Although Edward Peffer got a verdict against State Game Wardens Charles and A. H. Baum for larceny of the eagle that he shot in Lewiston County, Pa., no sentence has been imposed on the wardens, and it is not likely that there ever will be. The judge of the court does not consider the verdict in keeping with the law as laid down by the State. The stuffed eagle is still in the State museum.

Mexicans Maltreat Booster of Heroes.

Americans are not properly protected in Mexico, thinks Jo Conners, of Phoenix, Ariz. Conners believes that when a peaceful American in a foreign country is deprived of his wooden leg, the act should be construed as a declaration of war. Through the American State department he has applied for the return of a wooden leg, a steel foot, and four hundred dollars in gold, which were taken from him while he was a prisoner of the Carranza forces in Guaymas.

By profession Conners is a chronicler of heroes. He was employed by General Francisco Villa to prepare and publish a volume to be entitled “Heroes of Mexico.” Villa furnished him with an automobile and agreed to pay him one hundred dollars a week in gold.

Conners found everybody in northern Mexico for Villa. Also he found that every one was a hero. By the time he arrived at Guaymas he had collected photographs and brief biographies of no less than 280 Mexican patriots who had risked their lives and fortunes that Villa might triumph and Mexico might become the greatest nation on the face of the earth.

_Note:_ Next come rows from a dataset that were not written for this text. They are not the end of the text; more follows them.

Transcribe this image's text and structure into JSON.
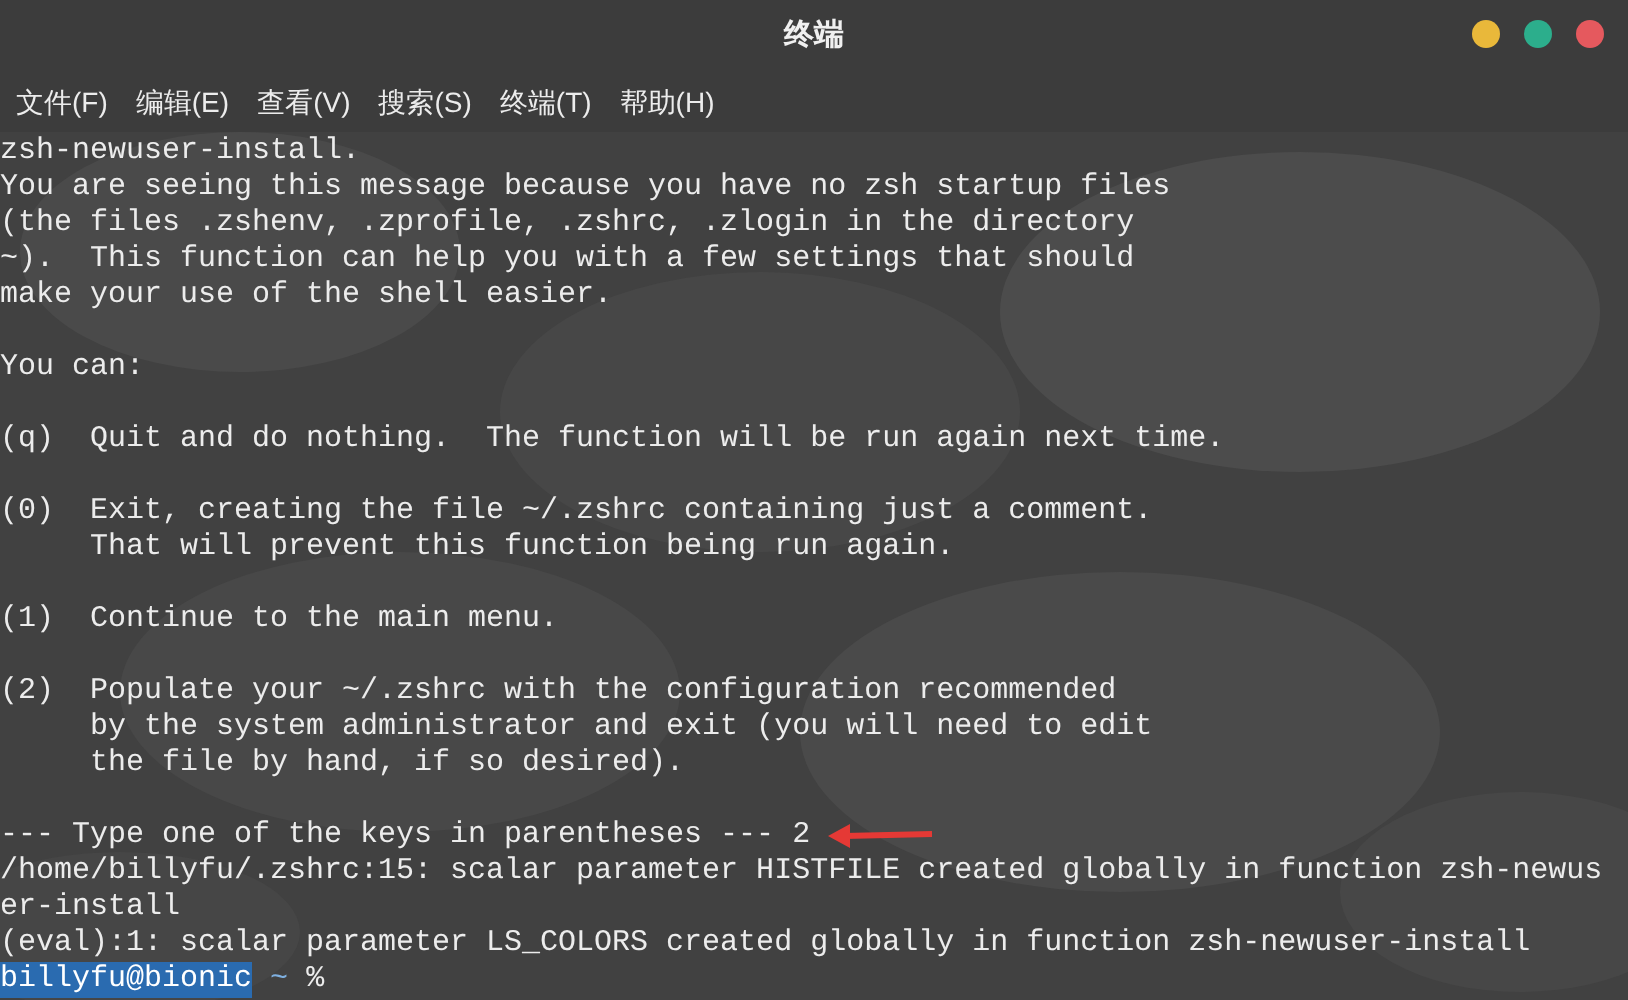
{
  "window": {
    "title": "终端"
  },
  "menu": [
    "文件(F)",
    "编辑(E)",
    "查看(V)",
    "搜索(S)",
    "终端(T)",
    "帮助(H)"
  ],
  "output": [
    {
      "lines": [
        "zsh-newuser-install.",
        "You are seeing this message because you have no zsh startup files",
        "(the files .zshenv, .zprofile, .zshrc, .zlogin in the directory",
        "~).  This function can help you with a few settings that should",
        "make your use of the shell easier."
      ]
    },
    {
      "lines": [
        "You can:"
      ]
    },
    {
      "lines": [
        "(q)  Quit and do nothing.  The function will be run again next time."
      ]
    },
    {
      "lines": [
        "(0)  Exit, creating the file ~/.zshrc containing just a comment.",
        "     That will prevent this function being run again."
      ]
    },
    {
      "lines": [
        "(1)  Continue to the main menu."
      ]
    },
    {
      "lines": [
        "(2)  Populate your ~/.zshrc with the configuration recommended",
        "     by the system administrator and exit (you will need to edit",
        "     the file by hand, if so desired)."
      ]
    },
    {
      "lines": [
        "--- Type one of the keys in parentheses --- 2",
        "/home/billyfu/.zshrc:15: scalar parameter HISTFILE created globally in function zsh-newus",
        "er-install",
        "(eval):1: scalar parameter LS_COLORS created globally in function zsh-newuser-install"
      ]
    }
  ],
  "prompt": {
    "user_host": "billyfu@bionic",
    "cwd": "~",
    "symbol": "%"
  }
}
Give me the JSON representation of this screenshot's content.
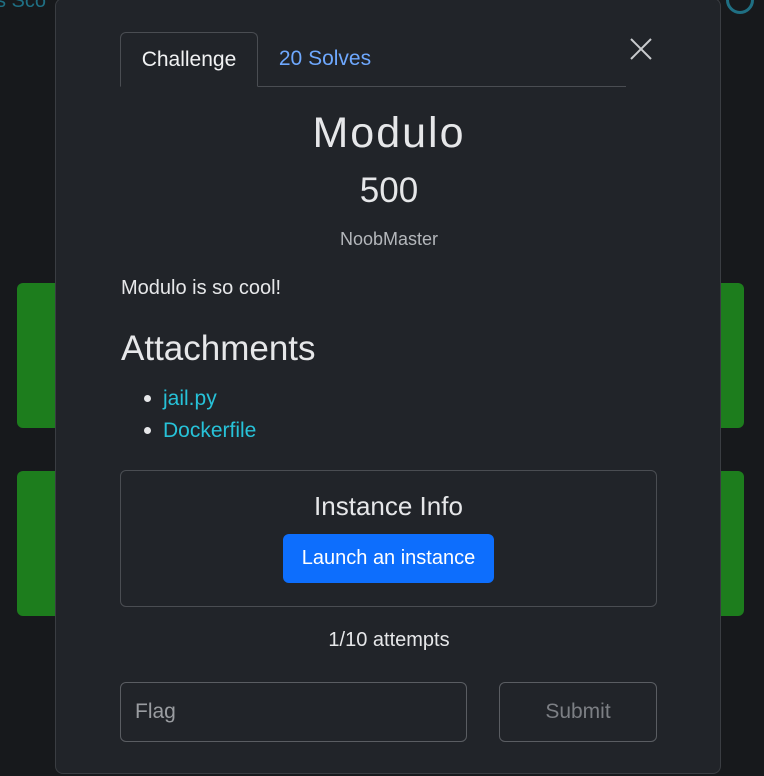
{
  "background": {
    "nav_text": "s   Sco"
  },
  "modal": {
    "tabs": [
      {
        "label": "Challenge",
        "active": true
      },
      {
        "label": "20 Solves",
        "active": false
      }
    ],
    "challenge": {
      "name": "Modulo",
      "points": "500",
      "author": "NoobMaster",
      "description": "Modulo is so cool!"
    },
    "attachments": {
      "heading": "Attachments",
      "files": [
        "jail.py",
        "Dockerfile"
      ]
    },
    "instance": {
      "title": "Instance Info",
      "launch_label": "Launch an instance"
    },
    "attempts": "1/10 attempts",
    "flag_form": {
      "placeholder": "Flag",
      "value": "",
      "submit_label": "Submit",
      "submit_disabled": true
    }
  },
  "colors": {
    "modal_bg": "#212429",
    "link": "#27c2d8",
    "tab_link": "#6ea8fe",
    "primary_button": "#0d6efd",
    "card_green": "#1d7d1d"
  },
  "icons": {
    "close": "close-icon",
    "user": "user-circle-icon"
  }
}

Amid the Villa “vivas” of the populace Conners retired one night in a Guaymas hotel. He was awakened by a soldier who told him that the city was in the hands of the Carranza forces and that he was a prisoner. The 280 biographies and photographs, also four weeks’ salary, were confiscated. Conners was placed in jail and his typewriter was thrown in after him, with a scornful suggestion that he get busy and write something more about “thees Meester Villa.”

In a railroad accident several years ago Conners lost his left leg and part of his right foot. He had purchased the best wooden leg that money could buy and used a steel extension to fill out the right shoe. When the jailer entered his cell the next morning, Conners’ artificial leg and foot were lying on the floor.[{63}]

Now, this jailer had also lost his left leg, and wore a rude peg in its place. With a cry of delight he pounced upon Conners’ expensive artificial limb. His delight became ecstasy when he tried it on and found that it was a perfect fit. Saying something about a trade, he departed. For some reasons he also took the steel extension. The peg, which was the limb of a mesquite tree, was left lying on the floor.

A few minutes later the jailer returned. “I give you what you Americanos call some boot,” he remarked pleasantly. Whereupon he set before Mr. Conners a plate of luscious tomatoes.

That afternoon the American consul got Conners out of jail. Another jailer unlocked the door for him. Conners wanted to start out immediately in search of his wooden leg and steel foot, but the consul persuaded him that discretion was the better part of valor, and induced him to board a tramp steamer for San Francisco. After he reached San Francisco, Conners remembered that he also lost an automobile in Guaymas. That, however, troubles him little. The auto was Villa’s, but the leg, the foot, and the $400 were Conners’ very own, and he expects Uncle Sam to demand their return without any beating around the bush by Mexico’s warring heroes.